The Yandera Central Porphyry System, which is 95km southwest of the port of Madang within the highly prospective New Guinea copper-gold belt, contains one of the largest undeveloped porphyry copper-molybdenum-gold systems in the South West Pacific.
In October 2010, the company signed an MoU with China Nonferrous Metal Industry’s Foreign Engineering and Construction Co Ltd (NFC), for the financing, construction and development of the project. As part of the MoU, NFC agreed to undertake the key phase of process plant design work, as well as working with the company in other areas, for the project development.
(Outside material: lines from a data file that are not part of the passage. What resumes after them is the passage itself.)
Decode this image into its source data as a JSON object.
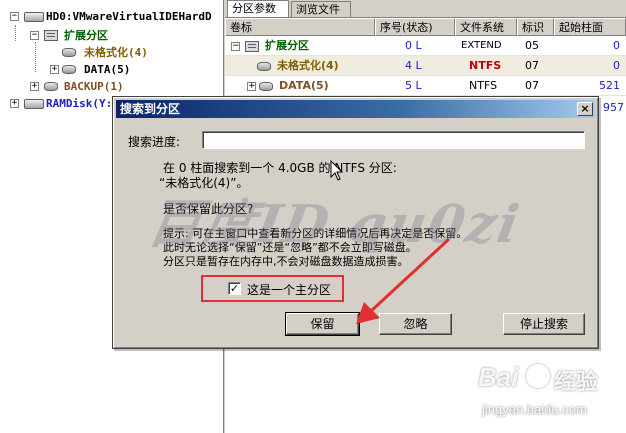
{
  "tree": {
    "disk0": "HD0:VMwareVirtualIDEHardD",
    "extended": "扩展分区",
    "unformatted": "未格式化(4)",
    "data": "DATA(5)",
    "backup": "BACKUP(1)",
    "ramdisk": "RAMDisk(Y:"
  },
  "tabs": [
    {
      "label": "分区参数"
    },
    {
      "label": "浏览文件"
    }
  ],
  "table": {
    "headers": [
      "卷标",
      "序号(状态)",
      "文件系统",
      "标识",
      "起始柱面"
    ],
    "rows": [
      {
        "label": "扩展分区",
        "seq": "0 L",
        "fs": "EXTEND",
        "id": "05",
        "start": "0"
      },
      {
        "label": "未格式化(4)",
        "seq": "4 L",
        "fs": "NTFS",
        "id": "07",
        "start": "0"
      },
      {
        "label": "DATA(5)",
        "seq": "5 L",
        "fs": "NTFS",
        "id": "07",
        "start": "521"
      }
    ],
    "partial_value": "957"
  },
  "dialog": {
    "title": "搜索到分区",
    "close": "×",
    "progress_label": "搜索进度:",
    "message_line1": "在 0 柱面搜索到一个 4.0GB 的 NTFS 分区:",
    "message_line2": "“未格式化(4)”。",
    "question": "是否保留此分区?",
    "hint_line1": "提示: 可在主窗口中查看新分区的详细情况后再决定是否保留。",
    "hint_line2": "此时无论选择“保留”还是“忽略”都不会立即写磁盘。",
    "hint_line3": "分区只是暂存在内存中,不会对磁盘数据造成损害。",
    "checkbox_label": "这是一个主分区",
    "checkbox_mark": "✓",
    "keep": "保留",
    "ignore": "忽略",
    "stop": "停止搜索"
  },
  "watermark": "百度ID qu0zi",
  "baidu": {
    "brand": "Bai",
    "brand2": "经验",
    "url": "jingyan.baidu.com"
  },
  "colors": {
    "annotation_red": "#e03030",
    "title_start": "#0a246a",
    "title_end": "#a6caf0"
  }
}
During 2013, Marengo received from NFC pricing for a lump sum, Engineering, Procurement and Construction (EPC) contract for development of the project. This pricing was subsequently incorporated into the feasibility study. NFC prepared its EPC pricing by working in parallel with the feasibility study team, as part of the overall development strategy for Yandera. Marengo continues to work with NFC to explore various structures for an ongoing relationship, as the project moves to the next phase.
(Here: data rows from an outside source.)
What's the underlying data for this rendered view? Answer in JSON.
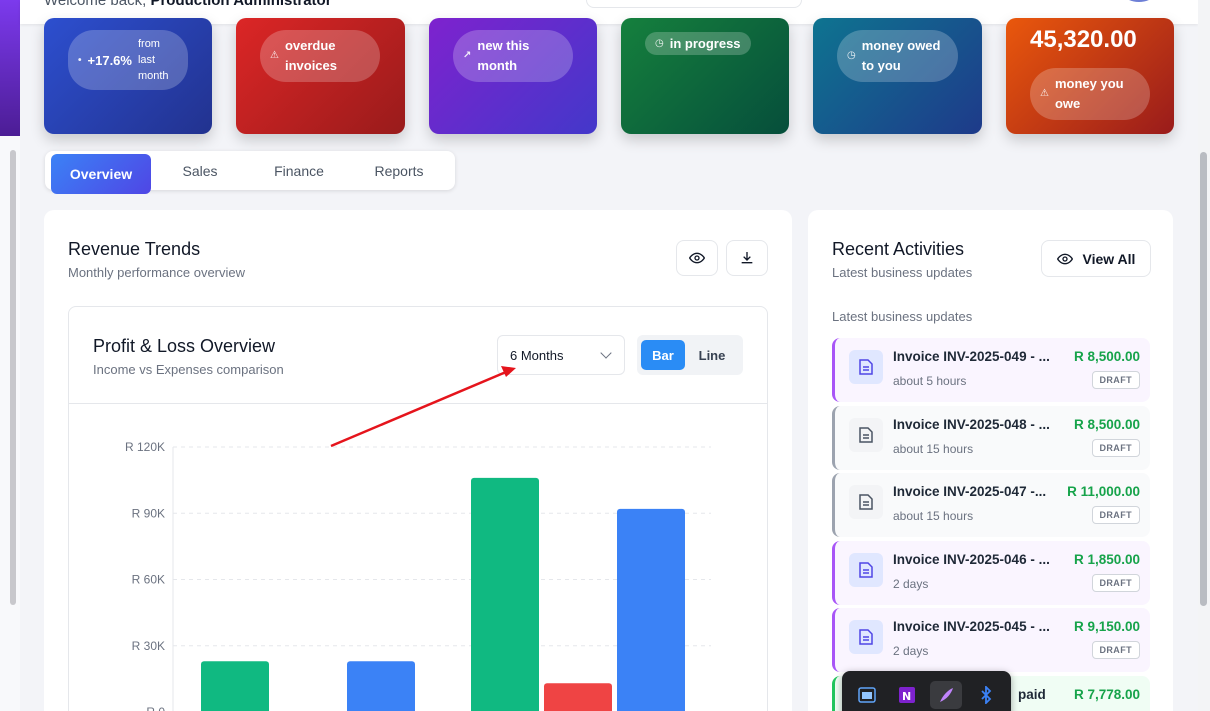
{
  "header": {
    "welcome_prefix": "Welcome back,",
    "user": "Production Administrator"
  },
  "stats": [
    {
      "pill_value": "+17.6%",
      "pill_text": "from last month",
      "colors": [
        "#2d4fcf",
        "#22328f"
      ]
    },
    {
      "pill_text": "overdue invoices",
      "icon": "warning-icon",
      "colors": [
        "#dc2626",
        "#991b1b"
      ]
    },
    {
      "pill_text": "new this month",
      "icon": "trending-up-icon",
      "colors": [
        "#7e22ce",
        "#4338ca"
      ]
    },
    {
      "pill_text": "in progress",
      "icon": "clock-icon",
      "colors": [
        "#15803d",
        "#064e3b"
      ]
    },
    {
      "pill_text": "money owed to you",
      "icon": "clock-icon",
      "colors": [
        "#0e7490",
        "#1e3a8a"
      ]
    },
    {
      "value": "45,320.00",
      "pill_text": "money you owe",
      "icon": "warning-icon",
      "colors": [
        "#ea580c",
        "#991b1b"
      ]
    }
  ],
  "tabs": [
    "Overview",
    "Sales",
    "Finance",
    "Reports"
  ],
  "revenue": {
    "title": "Revenue Trends",
    "subtitle": "Monthly performance overview"
  },
  "profit_loss": {
    "title": "Profit & Loss Overview",
    "subtitle": "Income vs Expenses comparison",
    "period": "6 Months",
    "toggle": {
      "bar": "Bar",
      "line": "Line"
    }
  },
  "chart_data": {
    "type": "bar",
    "ytick_labels": [
      "R 120K",
      "R 90K",
      "R 60K",
      "R 30K",
      "R 0"
    ],
    "ylim": [
      0,
      120000
    ],
    "grid": true,
    "bars": [
      {
        "value": 23000,
        "color": "#10b981"
      },
      {
        "value": 23000,
        "color": "#3b82f6"
      },
      {
        "value": 106000,
        "color": "#10b981"
      },
      {
        "value": 13000,
        "color": "#ef4444"
      },
      {
        "value": 92000,
        "color": "#3b82f6"
      }
    ]
  },
  "activities": {
    "title": "Recent Activities",
    "subtitle": "Latest business updates",
    "section_label": "Latest business updates",
    "view_all": "View All",
    "items": [
      {
        "title": "Invoice INV-2025-049 - ...",
        "amount": "R 8,500.00",
        "time": "about 5 hours",
        "badge": "DRAFT",
        "accent": "#a855f7",
        "bg": "#faf5ff"
      },
      {
        "title": "Invoice INV-2025-048 - ...",
        "amount": "R 8,500.00",
        "time": "about 15 hours",
        "badge": "DRAFT",
        "accent": "#9ca3af",
        "bg": "#f9fafb"
      },
      {
        "title": "Invoice INV-2025-047 -...",
        "amount": "R 11,000.00",
        "time": "about 15 hours",
        "badge": "DRAFT",
        "accent": "#9ca3af",
        "bg": "#f9fafb"
      },
      {
        "title": "Invoice INV-2025-046 - ...",
        "amount": "R 1,850.00",
        "time": "2 days",
        "badge": "DRAFT",
        "accent": "#a855f7",
        "bg": "#faf5ff"
      },
      {
        "title": "Invoice INV-2025-045 - ...",
        "amount": "R 9,150.00",
        "time": "2 days",
        "badge": "DRAFT",
        "accent": "#a855f7",
        "bg": "#faf5ff"
      },
      {
        "title": "paid",
        "amount": "R 7,778.00",
        "accent": "#22c55e",
        "bg": "#f0fdf4"
      }
    ]
  },
  "taskbar": {
    "icons": [
      "app-window-icon",
      "onenote-icon",
      "feather-icon",
      "bluetooth-icon"
    ]
  }
}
Following a review of the technical work undertaken as part of the feasibility study, the company’s Board decided that additional work is required in a number of specific areas before a final feasibility study can be prepared. This includes identifying an alternative cost-competitive source of power for the project, after Marengo’s preferred third party power provider withdrew from the proposed power supply arrangements.
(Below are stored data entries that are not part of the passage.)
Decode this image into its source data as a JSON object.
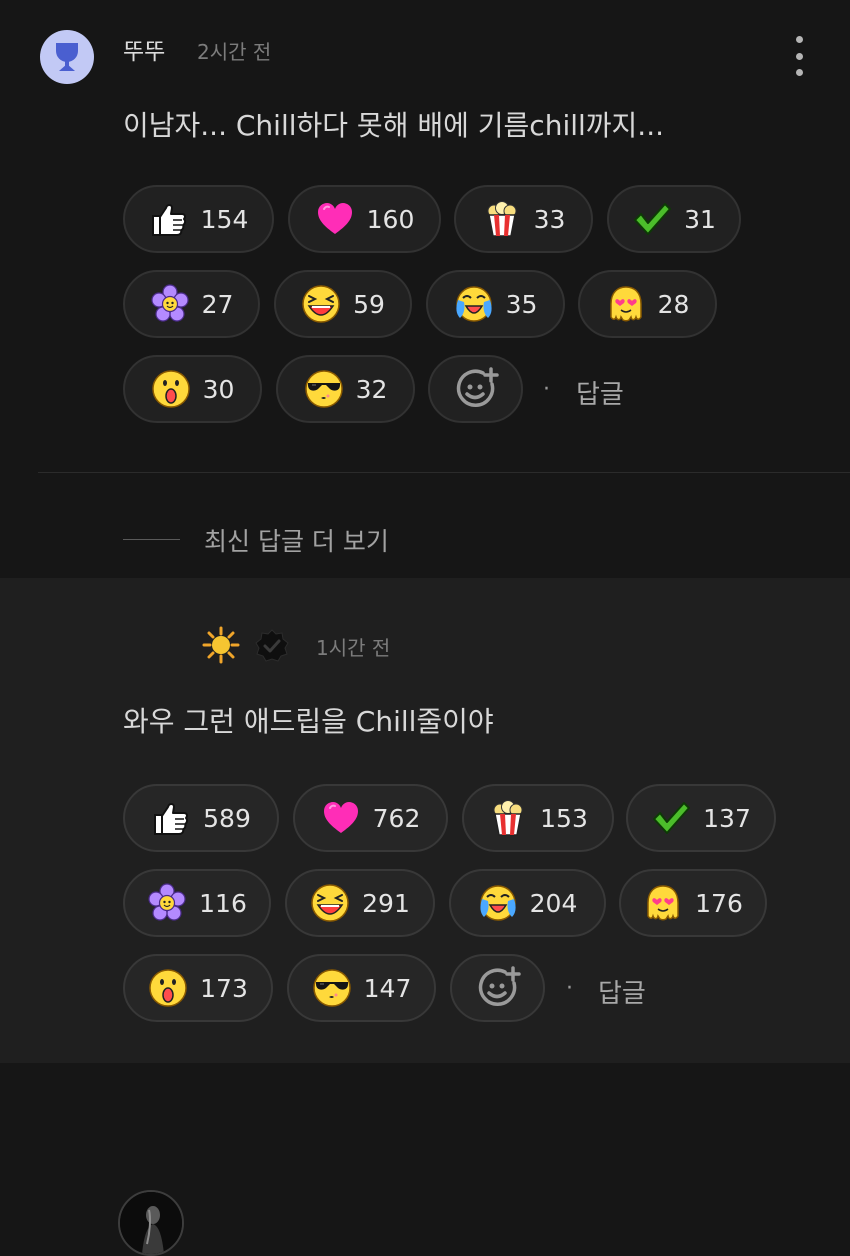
{
  "comment": {
    "username": "뚜뚜",
    "time": "2시간 전",
    "text": "이남자... Chill하다 못해 배에 기름chill까지...",
    "reactions": [
      {
        "icon": "thumbs-up",
        "count": "154"
      },
      {
        "icon": "heart",
        "count": "160"
      },
      {
        "icon": "popcorn",
        "count": "33"
      },
      {
        "icon": "check",
        "count": "31"
      },
      {
        "icon": "flower",
        "count": "27"
      },
      {
        "icon": "laughing",
        "count": "59"
      },
      {
        "icon": "crying",
        "count": "35"
      },
      {
        "icon": "heart-eyes",
        "count": "28"
      },
      {
        "icon": "surprised",
        "count": "30"
      },
      {
        "icon": "sunglasses",
        "count": "32"
      }
    ],
    "reply_label": "답글",
    "separator": "·"
  },
  "more_replies_label": "최신 답글 더 보기",
  "reply": {
    "username_emoji": "sun",
    "verified_icon": "verified-badge",
    "time": "1시간 전",
    "text": "와우 그런 애드립을 Chill줄이야",
    "reactions": [
      {
        "icon": "thumbs-up",
        "count": "589"
      },
      {
        "icon": "heart",
        "count": "762"
      },
      {
        "icon": "popcorn",
        "count": "153"
      },
      {
        "icon": "check",
        "count": "137"
      },
      {
        "icon": "flower",
        "count": "116"
      },
      {
        "icon": "laughing",
        "count": "291"
      },
      {
        "icon": "crying",
        "count": "204"
      },
      {
        "icon": "heart-eyes",
        "count": "176"
      },
      {
        "icon": "surprised",
        "count": "173"
      },
      {
        "icon": "sunglasses",
        "count": "147"
      }
    ],
    "reply_label": "답글",
    "separator": "·"
  },
  "colors": {
    "background": "#161616",
    "reply_background": "#1f1f1f",
    "pill": "#212121",
    "avatar": "#c2c9f5",
    "avatar_icon": "#4a5fd0"
  }
}
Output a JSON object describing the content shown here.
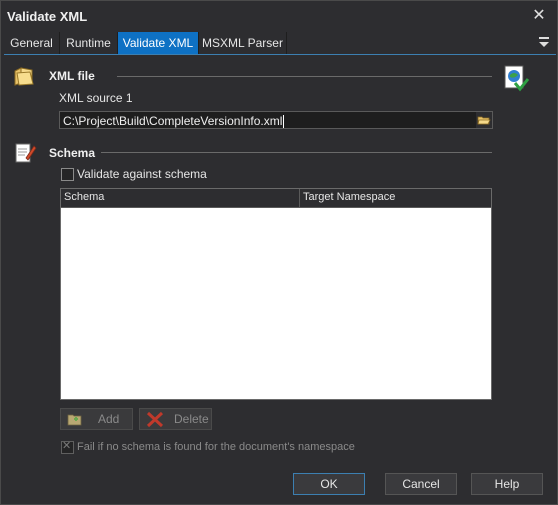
{
  "window": {
    "title": "Validate XML"
  },
  "tabs": [
    {
      "label": "General"
    },
    {
      "label": "Runtime"
    },
    {
      "label": "Validate XML"
    },
    {
      "label": "MSXML Parser"
    }
  ],
  "xml_file": {
    "section_title": "XML file",
    "source_label": "XML source 1",
    "source_value": "C:\\Project\\Build\\CompleteVersionInfo.xml"
  },
  "schema": {
    "section_title": "Schema",
    "validate_label": "Validate against schema",
    "validate_checked": false,
    "columns": [
      "Schema",
      "Target Namespace"
    ],
    "add_label": "Add",
    "delete_label": "Delete",
    "fail_label": "Fail if no schema is found for the document's namespace",
    "fail_checked": true
  },
  "footer": {
    "ok_label": "OK",
    "cancel_label": "Cancel",
    "help_label": "Help"
  },
  "colors": {
    "accent": "#0e71c4",
    "background": "#2d2d30"
  }
}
Discussions on this matter are being held with a number of organizations, including the PNG Government. Marengo also has a non-binding MoU with the Madang Development Corporation, the business arm of the Madang Provincial Government, to identify potential power solutions for a number of industries in the province.
So far, work on the feasibility study indicates that Yandera has the potential to generate substantial cash flow, however in the absence of a power solution that can support the project, it is exposed to escalating capital and operating costs. The objective of the review is to help ensure that the project is robust at all phases of the commodity price cycle.
Dimbi Drilling completed a nine hole campaign in 2013, identifying near-surface higher grade zones with important strategic implications, for future mine start-up. Best results from the campaign are 129 metres from 69 metres @ 0.53% copper, including 28 metres @ 0.71%; 42 metres from 93 metres @ .082%; and 90 metres from 150 metres @ 0.51%. Significant copper grades were intersected in seven of the nine widely spaced drill holes.
Marengo remains committed to the development of Yandera and is pleased with the support that the company has received from its strategic partner NFC, the PNG Government, as well as the financial support from its major shareholder The Sentient Group.